Much to Chateaubriand’s chagrin, a convoluted publishing development meant that these memoirs were scheduled to appear in their original French with unseemly haste, as he saw it, shortly after his impending death. He had wanted the publishers to wait 50 years, and he was also appalled that they were serialised in newspapers as he believed that such serialisation ruined the unity of the work.

Indeed, perhaps partly as a diversionary tactic, he started to work feverishly on a drastic revision involving corrections and amendments when he discovered that the book was to be published earlier than he wished for. It was really to little avail as these amendments did not appear in the first edition and readers had to wait a century for the revised text.
Vicomte de Chateaubriand envisaged the book as a tripartite structure, detailing in the first third his life as a soldier, then a traveller, with the final part detailing his life as a politician.
Aside from travel and political upheaval and revolutionary fervour as it impacted before his eyes, this sometimes flamboyant account encompasses Chateubriand’s life-long obsession with various women, notably his wife, Celeste de Lavigne, whom he married when she was 18. The couple were separated by his army posting and his English sojourn, and in truth they had had a somewhat cold, functional relationship.
The revered French critic, Charles Augustin Saint-Beuve (1804-1869) enjoyed these memoirs, which, aside from that aphoristic current of wisdom that runs throughout also had a wild, poetic thread. Saint-Beuve poked a gentle jibe: "At the most critical and decisive moments, he turns into a dreamer and starts talking to swallows and crows in the trees along the road." Charles Baudelaire deemed him " a master when it came to language and style, while Marcel Proust felt he owed a debt to this "marvellous and transcendent artist."
The great Bavarian writer WG Sebald (1944-2001) was undoubtedly influenced by Chateaubriand, whose travels in Norfolk were retraced by Sebald in The Rings of Saturn. Reading him in English in any case - and Sebald worked closely with his English translators - the influence appears to be there in the somnolent drift of his almost ethereally flowing sentences.

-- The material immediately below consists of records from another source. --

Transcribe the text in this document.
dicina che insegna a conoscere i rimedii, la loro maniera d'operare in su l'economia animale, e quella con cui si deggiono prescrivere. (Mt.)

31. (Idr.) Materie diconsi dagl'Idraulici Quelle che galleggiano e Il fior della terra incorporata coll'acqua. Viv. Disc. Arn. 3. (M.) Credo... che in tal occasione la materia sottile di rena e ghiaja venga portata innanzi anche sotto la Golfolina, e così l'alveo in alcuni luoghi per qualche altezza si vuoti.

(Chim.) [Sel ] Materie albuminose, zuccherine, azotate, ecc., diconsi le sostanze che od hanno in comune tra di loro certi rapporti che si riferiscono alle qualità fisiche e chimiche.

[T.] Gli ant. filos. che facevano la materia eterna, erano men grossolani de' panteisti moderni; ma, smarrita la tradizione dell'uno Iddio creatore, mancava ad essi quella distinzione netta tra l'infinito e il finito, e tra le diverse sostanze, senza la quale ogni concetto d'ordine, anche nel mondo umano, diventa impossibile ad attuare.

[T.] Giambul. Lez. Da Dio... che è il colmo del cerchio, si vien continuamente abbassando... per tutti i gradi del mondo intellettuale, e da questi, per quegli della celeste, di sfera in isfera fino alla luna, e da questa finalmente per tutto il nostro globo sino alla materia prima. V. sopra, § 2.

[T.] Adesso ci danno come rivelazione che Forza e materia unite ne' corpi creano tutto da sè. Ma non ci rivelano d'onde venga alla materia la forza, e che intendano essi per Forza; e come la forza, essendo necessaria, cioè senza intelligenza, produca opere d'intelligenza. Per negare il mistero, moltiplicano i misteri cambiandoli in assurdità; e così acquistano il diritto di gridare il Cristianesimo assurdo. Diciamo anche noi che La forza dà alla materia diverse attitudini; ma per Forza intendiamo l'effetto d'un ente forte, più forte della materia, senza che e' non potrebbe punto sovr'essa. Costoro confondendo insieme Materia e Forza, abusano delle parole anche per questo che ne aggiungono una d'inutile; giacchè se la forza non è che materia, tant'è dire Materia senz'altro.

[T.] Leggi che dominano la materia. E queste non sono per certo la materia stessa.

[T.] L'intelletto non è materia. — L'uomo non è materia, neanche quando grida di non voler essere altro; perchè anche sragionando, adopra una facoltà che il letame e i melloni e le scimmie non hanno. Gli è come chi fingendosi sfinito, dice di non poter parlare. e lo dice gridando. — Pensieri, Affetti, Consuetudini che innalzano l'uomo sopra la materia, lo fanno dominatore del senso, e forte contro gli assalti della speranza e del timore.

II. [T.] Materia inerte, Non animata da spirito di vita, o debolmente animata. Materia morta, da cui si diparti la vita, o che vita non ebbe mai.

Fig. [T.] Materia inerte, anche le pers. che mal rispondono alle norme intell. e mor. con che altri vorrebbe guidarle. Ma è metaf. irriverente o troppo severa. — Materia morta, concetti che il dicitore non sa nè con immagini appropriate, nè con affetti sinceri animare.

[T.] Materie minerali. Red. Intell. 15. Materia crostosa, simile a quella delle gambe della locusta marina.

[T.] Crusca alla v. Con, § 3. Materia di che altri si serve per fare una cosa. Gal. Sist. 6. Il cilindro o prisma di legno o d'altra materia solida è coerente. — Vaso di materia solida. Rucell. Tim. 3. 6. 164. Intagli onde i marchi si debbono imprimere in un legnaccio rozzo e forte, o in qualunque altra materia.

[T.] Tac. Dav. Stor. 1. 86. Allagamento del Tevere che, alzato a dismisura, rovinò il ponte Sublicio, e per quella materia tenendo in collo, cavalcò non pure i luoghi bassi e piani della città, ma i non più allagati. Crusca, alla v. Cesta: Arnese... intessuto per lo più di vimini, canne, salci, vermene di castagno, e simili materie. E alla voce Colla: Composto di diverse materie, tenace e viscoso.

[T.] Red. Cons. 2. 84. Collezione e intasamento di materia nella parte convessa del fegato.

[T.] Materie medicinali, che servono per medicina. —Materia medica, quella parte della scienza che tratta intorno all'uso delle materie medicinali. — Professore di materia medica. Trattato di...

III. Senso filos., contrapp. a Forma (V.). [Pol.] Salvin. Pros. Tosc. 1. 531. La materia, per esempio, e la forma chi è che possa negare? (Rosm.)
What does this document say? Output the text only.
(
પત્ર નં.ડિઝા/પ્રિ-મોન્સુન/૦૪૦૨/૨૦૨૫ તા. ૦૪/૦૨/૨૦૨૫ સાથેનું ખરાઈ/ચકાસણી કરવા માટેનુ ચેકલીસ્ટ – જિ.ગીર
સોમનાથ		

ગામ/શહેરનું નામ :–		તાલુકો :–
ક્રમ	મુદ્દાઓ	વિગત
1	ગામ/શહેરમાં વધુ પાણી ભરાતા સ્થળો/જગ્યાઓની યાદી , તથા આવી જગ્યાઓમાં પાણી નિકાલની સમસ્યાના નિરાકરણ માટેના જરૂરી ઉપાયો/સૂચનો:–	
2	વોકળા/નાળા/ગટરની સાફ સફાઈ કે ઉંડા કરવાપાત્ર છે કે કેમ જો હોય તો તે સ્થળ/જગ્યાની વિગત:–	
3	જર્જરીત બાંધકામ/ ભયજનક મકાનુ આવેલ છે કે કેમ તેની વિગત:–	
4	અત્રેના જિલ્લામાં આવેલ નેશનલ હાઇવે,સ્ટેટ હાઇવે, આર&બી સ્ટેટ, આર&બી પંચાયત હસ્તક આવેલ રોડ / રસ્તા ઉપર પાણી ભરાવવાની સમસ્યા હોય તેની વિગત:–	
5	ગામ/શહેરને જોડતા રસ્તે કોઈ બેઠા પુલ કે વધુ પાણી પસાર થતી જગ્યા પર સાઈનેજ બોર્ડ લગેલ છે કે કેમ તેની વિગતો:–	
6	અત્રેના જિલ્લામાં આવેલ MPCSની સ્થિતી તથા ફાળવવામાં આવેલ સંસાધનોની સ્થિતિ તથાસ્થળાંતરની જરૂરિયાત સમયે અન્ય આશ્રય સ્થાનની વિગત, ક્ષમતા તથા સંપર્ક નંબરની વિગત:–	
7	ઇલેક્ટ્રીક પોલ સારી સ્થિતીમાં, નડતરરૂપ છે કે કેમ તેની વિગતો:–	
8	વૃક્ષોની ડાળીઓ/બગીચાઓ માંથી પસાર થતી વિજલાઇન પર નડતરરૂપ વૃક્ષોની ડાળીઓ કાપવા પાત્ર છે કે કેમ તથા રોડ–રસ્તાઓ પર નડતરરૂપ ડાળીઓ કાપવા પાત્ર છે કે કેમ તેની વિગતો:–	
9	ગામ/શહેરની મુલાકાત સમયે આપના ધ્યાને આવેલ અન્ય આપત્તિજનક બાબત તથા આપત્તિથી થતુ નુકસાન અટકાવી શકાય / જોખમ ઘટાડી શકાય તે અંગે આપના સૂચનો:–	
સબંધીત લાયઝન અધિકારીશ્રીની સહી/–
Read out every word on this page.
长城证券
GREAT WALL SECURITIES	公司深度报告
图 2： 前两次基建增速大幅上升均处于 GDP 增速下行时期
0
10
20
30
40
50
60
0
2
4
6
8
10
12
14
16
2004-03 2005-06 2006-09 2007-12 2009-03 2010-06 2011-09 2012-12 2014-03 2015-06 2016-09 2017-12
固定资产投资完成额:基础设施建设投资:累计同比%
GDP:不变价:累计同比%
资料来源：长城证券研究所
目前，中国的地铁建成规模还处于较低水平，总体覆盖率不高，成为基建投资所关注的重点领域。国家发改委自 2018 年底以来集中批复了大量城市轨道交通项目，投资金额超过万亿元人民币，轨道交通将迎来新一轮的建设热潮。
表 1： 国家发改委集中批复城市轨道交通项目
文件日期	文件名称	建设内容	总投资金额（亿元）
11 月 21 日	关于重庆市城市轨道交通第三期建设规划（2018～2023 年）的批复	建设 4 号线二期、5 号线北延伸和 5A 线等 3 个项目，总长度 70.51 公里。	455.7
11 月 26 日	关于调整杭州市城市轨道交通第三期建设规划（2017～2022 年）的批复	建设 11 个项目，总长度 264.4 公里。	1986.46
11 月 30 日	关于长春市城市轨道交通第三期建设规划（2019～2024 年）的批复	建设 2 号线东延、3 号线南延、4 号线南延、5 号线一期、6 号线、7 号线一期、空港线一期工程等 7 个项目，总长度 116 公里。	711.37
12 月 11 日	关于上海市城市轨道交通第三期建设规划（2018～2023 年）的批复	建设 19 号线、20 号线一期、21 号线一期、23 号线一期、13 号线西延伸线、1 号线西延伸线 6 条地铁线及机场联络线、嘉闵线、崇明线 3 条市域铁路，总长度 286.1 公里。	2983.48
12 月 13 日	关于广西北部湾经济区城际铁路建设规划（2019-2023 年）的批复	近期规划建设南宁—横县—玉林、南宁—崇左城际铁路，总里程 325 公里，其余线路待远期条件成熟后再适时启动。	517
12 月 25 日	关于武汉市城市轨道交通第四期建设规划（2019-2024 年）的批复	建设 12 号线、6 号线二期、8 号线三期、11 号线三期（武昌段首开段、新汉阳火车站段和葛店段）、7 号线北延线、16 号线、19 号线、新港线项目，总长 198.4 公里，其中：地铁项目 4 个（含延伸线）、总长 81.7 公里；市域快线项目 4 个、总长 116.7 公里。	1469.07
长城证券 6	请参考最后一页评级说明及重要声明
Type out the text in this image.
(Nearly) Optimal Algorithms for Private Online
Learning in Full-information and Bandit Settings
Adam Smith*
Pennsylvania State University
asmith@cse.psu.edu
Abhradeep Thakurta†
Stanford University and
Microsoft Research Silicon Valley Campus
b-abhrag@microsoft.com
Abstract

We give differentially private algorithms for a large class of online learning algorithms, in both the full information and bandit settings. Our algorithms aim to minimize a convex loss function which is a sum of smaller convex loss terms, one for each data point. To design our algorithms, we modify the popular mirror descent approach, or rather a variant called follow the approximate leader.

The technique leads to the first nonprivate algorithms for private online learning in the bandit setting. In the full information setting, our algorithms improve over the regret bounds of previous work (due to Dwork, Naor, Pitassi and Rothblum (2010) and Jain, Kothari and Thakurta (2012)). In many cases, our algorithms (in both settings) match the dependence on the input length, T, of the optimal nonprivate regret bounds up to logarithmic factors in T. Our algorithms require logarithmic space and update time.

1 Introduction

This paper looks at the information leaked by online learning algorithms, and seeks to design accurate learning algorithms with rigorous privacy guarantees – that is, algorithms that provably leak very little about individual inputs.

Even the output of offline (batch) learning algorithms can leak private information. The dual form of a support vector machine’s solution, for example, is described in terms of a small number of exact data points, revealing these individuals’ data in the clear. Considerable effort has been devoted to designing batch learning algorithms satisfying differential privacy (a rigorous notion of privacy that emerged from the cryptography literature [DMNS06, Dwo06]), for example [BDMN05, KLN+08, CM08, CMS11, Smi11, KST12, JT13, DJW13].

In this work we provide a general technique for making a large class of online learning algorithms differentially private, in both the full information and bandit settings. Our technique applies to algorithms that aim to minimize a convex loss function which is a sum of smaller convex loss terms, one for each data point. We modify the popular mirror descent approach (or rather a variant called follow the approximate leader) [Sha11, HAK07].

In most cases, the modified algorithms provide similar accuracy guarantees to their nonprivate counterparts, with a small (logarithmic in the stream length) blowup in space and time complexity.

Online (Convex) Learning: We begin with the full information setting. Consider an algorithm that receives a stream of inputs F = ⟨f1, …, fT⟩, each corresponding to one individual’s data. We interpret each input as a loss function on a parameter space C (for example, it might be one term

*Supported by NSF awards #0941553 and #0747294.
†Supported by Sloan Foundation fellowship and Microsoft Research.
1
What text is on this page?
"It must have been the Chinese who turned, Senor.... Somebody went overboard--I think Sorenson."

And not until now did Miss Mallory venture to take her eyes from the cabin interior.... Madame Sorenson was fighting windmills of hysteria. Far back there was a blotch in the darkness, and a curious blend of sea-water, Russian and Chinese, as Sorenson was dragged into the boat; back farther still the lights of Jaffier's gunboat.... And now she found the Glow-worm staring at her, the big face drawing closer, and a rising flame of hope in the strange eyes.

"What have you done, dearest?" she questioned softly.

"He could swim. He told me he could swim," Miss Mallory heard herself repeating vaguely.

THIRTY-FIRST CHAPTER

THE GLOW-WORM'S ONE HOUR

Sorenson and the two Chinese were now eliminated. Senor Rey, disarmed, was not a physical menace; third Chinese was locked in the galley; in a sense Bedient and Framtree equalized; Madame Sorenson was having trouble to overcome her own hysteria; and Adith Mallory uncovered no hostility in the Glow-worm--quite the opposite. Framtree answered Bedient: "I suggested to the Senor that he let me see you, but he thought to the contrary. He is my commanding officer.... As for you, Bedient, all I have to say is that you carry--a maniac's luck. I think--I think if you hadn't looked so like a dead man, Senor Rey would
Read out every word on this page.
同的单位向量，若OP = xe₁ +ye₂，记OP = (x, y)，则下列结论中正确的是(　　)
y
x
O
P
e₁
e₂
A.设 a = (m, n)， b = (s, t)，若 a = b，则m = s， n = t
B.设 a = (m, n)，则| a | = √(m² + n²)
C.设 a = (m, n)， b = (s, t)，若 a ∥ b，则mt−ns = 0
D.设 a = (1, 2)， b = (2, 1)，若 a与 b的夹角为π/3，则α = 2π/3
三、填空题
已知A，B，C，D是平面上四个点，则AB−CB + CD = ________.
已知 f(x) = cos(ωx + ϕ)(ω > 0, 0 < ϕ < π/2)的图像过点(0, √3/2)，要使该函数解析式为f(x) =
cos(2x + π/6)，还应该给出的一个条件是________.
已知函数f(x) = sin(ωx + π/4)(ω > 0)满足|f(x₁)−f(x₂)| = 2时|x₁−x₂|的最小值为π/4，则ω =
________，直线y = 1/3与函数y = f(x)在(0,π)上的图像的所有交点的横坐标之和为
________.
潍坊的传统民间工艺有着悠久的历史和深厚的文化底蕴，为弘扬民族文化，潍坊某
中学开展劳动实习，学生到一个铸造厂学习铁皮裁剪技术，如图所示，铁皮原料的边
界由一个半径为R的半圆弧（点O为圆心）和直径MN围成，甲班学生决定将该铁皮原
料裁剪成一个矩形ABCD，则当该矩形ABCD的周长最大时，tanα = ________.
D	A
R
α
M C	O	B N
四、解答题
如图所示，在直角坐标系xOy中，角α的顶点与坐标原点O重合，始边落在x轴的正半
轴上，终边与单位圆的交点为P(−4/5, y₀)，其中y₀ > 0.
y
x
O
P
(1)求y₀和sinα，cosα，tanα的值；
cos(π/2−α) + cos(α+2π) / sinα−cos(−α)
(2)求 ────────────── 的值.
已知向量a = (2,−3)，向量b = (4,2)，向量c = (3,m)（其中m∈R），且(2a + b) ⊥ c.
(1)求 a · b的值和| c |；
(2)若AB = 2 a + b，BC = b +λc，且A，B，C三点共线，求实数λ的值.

The American writer Paul Auster has deemed Memoirs from Beyond the Grave "the best autobiography ever written... The old viscount could write one hell of a sentence. It’s an incredible book." Argentinian-Canadian novelist Alberto Manguel has also enthused as follows: "To read Chateaubriand is to witness the subjective and yet comprehensive unfolding of a society’s change: of customs, prospects, ethics, conventions."
"Bourboniste by honour, royalist by reason and republican by inclination" was the esteemed writer's summary of himself, and where he stood some three centuries ago.